Dünyanın çatısı olarak bilinen Tibet’te yaşayan insanların sağlıklı ve uzun ömürlü olmalarının sırrını araştıran bilim adamları bunun yalnızca temiz hava ve sağlıklı beslenmeden kaynaklanmadığını buldular. 2800 sene birbirinden ayrılmış olan 50 Tibetli ile 50 han kökenli Çinlinin DNA’larının karşılaştırıldığı araştırmanın sonucunda Tibet’te yaşayan insanların bu zaman içinde biyolojik mutasyona uğradıkları ve bu nedenle yüksek yerlerdeki tabiat şartlarına uyum gösterebildikleri anlaşıldı. Bu değişimin organizmanın oksijeni kullanma şekliyle doğrudan bağlantılı olduğunu belirten bilim adamları araştırmanın deniz seviyesindekilere göre %40 düzeyinde daha az oksijen soluyan tibetlilerin yaşam sırrına açıklık getirdiğini söylediler.

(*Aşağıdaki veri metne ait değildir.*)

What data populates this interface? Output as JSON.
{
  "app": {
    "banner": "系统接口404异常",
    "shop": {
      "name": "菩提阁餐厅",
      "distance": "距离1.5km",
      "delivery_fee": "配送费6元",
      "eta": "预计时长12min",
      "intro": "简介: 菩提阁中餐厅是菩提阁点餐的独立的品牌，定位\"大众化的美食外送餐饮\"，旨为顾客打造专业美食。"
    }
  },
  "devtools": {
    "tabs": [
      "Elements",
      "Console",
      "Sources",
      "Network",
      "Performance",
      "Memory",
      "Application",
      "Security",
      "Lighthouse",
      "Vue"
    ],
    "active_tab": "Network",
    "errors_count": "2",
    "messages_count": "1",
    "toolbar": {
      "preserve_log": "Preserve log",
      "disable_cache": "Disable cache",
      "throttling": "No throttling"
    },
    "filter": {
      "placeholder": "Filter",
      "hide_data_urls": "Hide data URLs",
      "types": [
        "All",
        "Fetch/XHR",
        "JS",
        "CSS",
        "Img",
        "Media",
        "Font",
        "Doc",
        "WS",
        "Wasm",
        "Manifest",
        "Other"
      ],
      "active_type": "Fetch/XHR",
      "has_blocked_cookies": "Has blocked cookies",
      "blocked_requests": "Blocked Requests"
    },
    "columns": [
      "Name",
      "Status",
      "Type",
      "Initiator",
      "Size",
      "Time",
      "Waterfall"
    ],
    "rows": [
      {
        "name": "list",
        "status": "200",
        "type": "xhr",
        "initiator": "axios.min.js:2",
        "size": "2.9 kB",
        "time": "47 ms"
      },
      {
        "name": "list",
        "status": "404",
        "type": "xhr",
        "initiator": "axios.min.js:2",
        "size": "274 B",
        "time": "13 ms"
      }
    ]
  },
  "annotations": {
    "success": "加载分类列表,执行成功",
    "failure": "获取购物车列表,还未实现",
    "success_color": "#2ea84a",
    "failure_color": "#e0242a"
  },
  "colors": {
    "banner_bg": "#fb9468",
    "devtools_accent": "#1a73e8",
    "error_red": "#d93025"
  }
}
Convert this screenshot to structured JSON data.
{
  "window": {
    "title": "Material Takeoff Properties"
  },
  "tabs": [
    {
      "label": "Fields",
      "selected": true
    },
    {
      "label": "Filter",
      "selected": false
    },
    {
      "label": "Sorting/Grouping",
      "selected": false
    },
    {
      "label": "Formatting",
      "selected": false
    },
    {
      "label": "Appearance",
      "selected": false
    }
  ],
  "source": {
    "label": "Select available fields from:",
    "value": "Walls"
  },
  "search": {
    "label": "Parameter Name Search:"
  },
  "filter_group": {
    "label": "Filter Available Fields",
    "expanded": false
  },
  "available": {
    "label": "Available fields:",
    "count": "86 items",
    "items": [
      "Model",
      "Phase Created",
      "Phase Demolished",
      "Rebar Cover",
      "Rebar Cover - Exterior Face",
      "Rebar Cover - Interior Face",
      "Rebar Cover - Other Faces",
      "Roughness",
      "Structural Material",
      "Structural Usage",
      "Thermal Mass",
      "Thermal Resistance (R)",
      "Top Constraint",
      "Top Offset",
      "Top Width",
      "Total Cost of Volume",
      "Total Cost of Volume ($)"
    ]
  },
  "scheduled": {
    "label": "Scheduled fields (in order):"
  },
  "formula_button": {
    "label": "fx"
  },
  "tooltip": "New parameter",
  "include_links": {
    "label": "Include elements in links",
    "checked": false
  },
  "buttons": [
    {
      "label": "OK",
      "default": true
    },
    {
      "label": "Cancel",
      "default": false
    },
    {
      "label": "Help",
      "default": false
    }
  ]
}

Tibetliler, soyu tükenmiş bir insan türünden kendilerine geçen genler sayesinde diğer insanların hayatta kalmakta güçlük çekecekleri, rakım ortalaması 4500 m olan Tibet Platosu’nun seyrek atmosferinde rahatlıkla yaşamlarını devam ettirebiliyor. Bilim adamları, kandaki oksijen dengelerini kontrol eden bu gizemli genin, nesli tükenmiş bir insan türü olan “Denisovanlar”dan bizim türümüze geçtiğini belirtiyor. Genetik dizi analizi Denisovanların insanlarla çiftleştiğini ve modern insanın gen havuzuna etkide bulunduğunu gösteriyor. Kandaki hemoglobin kontrolünden sorumlu EPAS1 adlı genin değişik bir türü olan bu Denisovan geni, kanda oksijenin azalması durumunda hemoglobin üretimini harekete geçiriyor. Bu da, kanı pıhtılaştırıyor ve uzun vadede hipertansiyona sebep oluyor. Buna karşın Denisovan geni, hemoglobin üretimini kontrol altında tutarak, Tibetlileri bu tür risklerden koruyor. Berkeley Üniversitesi’nden biyoloji profesörü Rasmus Nielsen bu durumu “Yüksek bölgelere çıktığımızda, nefes darlığı, mide bulantısı ve baş dönmesi gibi sorunlar yaşarız. Belli bir müddet sonra, vücudumuz buna tepki olarak akyuvar üretimini artırmaya başlar” diyerek açıklıyor. İnsan vücudunun fazla akyuvar üretimine alışık olmadığını söyleyen Nielsen, “EPAS1” adlı geni taşıyan büyük çoğunluğun aksine, Tibetlilerin genetik yapılarındaki fark sebebiyle yüksek bölgelerde böyle sorunlarla karşılaşmadıklarını belirtiyor. Profesör Nielsen, bu genin Denisovanlar’dan geldiğine dair kesin deliller olduğunu da söylüyor.
Utah Üniversitesi bilim adamlarınca yapılan ve Nature Genetics’de yayınlanan araştırma bu uyuma ilk kez genetik bir gerekçe getiriyor. Araştırma, yaklaşık 8000 yıl öncesine dayanan tek bir DNA baz çiftindeki değişimin Tibetlilerin düşük oksijen şartlarında yaşayabilme yetilerine katkısını gösteriyor. Utah Universitesi’nden Josef Prchal “Bu bulgular bize Tibetlilere has olan yüksek irtifalara uyumluluğu daha iyi anlamamızda yardımcı oluyor.” şeklinde konuşuyor. Bu genetik uyum büyük ihtimalle vücutta henüz anlaşılmamış başka bazı değişikliklere de sebep oluyor ve henüz tanımlanamamış bir çok genetik değişimden sadece bir tanesi. 8000 sene evvel gendeki bir DNA baz çiftinde bir değişim meydana gelmiş. İnsanlık tarihi açısında çok kısa sayılabilecek bir süre sonra bu değişim Tibetlilerin yüzde 88’inde görülebiliyorken yakın akrabaları sayılabilecek düşük rakım Asyalılarında neredeyse hiç bulunmuyor. Bu durum söz konusu genetik çeşitliliğin taşıyana bazı avantajlar sağladığını gösteriyor.